Back on campus, public affairs director Gains Hawkins, who had been alerted to Miller's death, was trying to find a photograph of the victim for police to distribute to news services.

Under routine circumstances, the school would not have had Miller's picture so early in the school year. But the public affairs office had a photograph that it was about to mail to Miller's hometown newspaper with a press release saying she had just completed a six-day canoe trip with other university students in Ontario's Algonquin Park.

Once school officials learned of Miller's death, they quickly decided it would be better to let other students know as many details as soon as possible. They went to Manokin Dormitory -- Miller's campus residence -- and called students around to break the grim news.

At another campus location where a club of outdoor enthusiasts was gathering to meet, officials greeted them, too, with the news.

Many of Miller's new friends, those with whom she had canoed in Canada, were at the meeting.

Later, in the university center, officials talked about the slaying 00 with a larger group of students. At first, said Williamson, many students expressed shock and anger. "There were students who I saw beat on the tables and beat on the walls," she said.

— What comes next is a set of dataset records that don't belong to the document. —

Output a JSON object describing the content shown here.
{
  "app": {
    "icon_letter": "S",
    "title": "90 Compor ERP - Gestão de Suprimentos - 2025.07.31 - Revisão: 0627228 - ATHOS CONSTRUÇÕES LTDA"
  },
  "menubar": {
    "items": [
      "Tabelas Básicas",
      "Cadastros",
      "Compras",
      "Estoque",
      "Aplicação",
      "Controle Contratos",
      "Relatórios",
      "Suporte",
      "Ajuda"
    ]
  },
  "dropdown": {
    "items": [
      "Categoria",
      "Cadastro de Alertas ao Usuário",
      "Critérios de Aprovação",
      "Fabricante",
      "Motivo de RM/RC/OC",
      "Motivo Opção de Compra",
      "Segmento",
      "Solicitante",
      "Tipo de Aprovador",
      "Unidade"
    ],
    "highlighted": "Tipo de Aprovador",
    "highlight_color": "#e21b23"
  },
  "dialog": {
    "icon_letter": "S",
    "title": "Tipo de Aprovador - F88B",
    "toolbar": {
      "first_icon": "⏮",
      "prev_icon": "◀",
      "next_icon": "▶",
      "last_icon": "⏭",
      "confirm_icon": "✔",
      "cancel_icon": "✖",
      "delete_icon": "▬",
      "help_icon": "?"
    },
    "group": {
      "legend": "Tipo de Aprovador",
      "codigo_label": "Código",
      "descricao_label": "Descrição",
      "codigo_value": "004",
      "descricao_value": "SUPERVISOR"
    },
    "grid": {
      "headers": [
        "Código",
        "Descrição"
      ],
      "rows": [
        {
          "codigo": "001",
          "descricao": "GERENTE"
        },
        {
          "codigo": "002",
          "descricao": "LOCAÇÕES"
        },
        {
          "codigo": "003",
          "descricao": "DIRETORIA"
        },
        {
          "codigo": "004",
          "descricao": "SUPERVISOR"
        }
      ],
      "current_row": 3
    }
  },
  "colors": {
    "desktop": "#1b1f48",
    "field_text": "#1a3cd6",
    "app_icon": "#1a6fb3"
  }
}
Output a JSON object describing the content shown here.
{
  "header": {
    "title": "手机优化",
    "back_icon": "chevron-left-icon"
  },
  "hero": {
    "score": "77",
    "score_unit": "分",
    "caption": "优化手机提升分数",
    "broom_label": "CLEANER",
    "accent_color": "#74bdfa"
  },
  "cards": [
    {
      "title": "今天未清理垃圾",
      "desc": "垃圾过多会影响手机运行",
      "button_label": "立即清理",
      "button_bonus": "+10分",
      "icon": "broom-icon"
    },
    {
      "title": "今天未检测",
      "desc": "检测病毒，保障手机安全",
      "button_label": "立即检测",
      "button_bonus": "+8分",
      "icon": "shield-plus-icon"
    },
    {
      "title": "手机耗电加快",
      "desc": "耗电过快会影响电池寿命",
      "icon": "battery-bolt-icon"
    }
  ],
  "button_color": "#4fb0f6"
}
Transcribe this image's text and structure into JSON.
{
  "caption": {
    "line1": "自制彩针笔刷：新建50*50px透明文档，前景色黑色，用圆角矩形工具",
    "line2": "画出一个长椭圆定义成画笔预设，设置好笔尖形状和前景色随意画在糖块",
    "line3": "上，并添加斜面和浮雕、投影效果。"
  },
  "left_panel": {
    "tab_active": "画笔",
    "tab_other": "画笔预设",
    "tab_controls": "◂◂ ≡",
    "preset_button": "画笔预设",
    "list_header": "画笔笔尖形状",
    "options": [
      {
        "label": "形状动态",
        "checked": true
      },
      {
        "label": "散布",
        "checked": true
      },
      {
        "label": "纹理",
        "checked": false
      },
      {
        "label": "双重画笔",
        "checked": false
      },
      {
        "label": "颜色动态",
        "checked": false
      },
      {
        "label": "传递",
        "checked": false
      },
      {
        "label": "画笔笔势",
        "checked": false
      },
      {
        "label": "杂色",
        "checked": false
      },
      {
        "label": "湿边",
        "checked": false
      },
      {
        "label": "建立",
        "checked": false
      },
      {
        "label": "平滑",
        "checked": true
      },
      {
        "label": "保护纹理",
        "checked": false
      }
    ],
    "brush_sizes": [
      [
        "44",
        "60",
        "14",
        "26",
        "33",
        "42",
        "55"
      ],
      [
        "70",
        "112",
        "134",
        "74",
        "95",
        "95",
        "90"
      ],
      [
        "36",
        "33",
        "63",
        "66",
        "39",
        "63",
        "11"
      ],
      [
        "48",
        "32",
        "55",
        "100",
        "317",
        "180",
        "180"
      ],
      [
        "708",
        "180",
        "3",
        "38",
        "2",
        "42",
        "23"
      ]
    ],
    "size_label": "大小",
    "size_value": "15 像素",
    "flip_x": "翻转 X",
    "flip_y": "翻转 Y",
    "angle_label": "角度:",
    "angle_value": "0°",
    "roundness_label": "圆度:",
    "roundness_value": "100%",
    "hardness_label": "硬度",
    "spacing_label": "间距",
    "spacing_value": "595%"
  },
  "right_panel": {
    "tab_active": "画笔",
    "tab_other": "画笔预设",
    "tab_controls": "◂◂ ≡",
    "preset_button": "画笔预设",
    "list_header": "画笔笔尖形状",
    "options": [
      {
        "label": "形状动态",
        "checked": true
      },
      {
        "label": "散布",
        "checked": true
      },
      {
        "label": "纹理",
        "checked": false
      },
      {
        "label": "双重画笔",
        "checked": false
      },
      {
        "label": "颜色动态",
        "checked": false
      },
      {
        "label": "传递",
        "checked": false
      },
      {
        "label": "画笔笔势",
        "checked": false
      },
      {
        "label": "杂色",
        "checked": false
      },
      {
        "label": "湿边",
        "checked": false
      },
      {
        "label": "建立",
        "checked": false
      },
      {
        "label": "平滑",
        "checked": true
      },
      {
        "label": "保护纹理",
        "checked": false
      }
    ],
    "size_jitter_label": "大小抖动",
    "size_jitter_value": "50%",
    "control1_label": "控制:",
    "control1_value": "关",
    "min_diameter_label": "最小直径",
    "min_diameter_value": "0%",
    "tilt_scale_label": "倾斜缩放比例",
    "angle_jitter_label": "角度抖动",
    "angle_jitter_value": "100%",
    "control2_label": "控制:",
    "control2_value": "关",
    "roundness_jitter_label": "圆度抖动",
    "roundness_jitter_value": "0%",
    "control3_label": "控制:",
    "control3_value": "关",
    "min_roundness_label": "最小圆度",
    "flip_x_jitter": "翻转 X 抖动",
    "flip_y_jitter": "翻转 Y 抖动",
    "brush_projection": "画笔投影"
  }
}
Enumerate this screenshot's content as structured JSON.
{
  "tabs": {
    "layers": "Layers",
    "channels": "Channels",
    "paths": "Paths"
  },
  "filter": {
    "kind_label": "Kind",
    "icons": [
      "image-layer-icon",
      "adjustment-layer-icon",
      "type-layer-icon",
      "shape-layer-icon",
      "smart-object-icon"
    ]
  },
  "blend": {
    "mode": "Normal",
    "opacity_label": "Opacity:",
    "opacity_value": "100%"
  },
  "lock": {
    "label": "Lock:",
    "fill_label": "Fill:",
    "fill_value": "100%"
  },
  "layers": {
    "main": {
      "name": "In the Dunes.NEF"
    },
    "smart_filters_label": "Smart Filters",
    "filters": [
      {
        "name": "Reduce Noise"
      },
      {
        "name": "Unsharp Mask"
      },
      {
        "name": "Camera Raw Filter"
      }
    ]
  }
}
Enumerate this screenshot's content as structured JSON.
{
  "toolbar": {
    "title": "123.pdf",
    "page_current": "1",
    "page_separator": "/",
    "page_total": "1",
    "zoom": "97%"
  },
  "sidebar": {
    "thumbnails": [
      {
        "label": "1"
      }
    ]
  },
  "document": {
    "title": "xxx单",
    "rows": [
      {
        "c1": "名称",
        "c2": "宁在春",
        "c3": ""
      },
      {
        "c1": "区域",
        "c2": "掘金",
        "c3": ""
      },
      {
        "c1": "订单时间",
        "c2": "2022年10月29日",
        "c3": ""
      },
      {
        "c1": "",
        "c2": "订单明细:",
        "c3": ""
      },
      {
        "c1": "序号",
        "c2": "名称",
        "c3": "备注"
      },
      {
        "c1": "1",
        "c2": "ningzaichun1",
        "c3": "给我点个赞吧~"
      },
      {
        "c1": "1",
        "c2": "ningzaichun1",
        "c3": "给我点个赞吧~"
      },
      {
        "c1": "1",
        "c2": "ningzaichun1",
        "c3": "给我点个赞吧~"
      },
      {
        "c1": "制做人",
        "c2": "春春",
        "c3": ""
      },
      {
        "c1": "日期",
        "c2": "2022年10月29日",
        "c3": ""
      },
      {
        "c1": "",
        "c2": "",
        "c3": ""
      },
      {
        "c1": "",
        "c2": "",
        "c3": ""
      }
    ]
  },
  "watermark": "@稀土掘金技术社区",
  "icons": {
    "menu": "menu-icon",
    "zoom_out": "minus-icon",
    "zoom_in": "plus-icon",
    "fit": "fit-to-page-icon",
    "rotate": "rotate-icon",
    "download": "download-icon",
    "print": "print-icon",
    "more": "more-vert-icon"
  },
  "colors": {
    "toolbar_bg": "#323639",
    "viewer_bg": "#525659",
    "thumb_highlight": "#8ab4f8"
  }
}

And after that, they grew quiet.

"There are some students who are taking this very hard," said Carmen A. DiSylvestro, associate director of dining services and one of theschool officials who accompanied Miller on the canoe trip.

"They need someone to lean on," DiSylvestro said. "There are students who are just scared. They wonder, 'Can I go to the mall? Can I go out by myself?' "

For many students, Miller's death may bring about an awakening school officials say is overdue.

"None of what we say or do is worth anything if we cannot get these kids to be sensitive to danger," said Bellavance. "They must be conscious of that. It's a sad thing to say, but it's got to be said."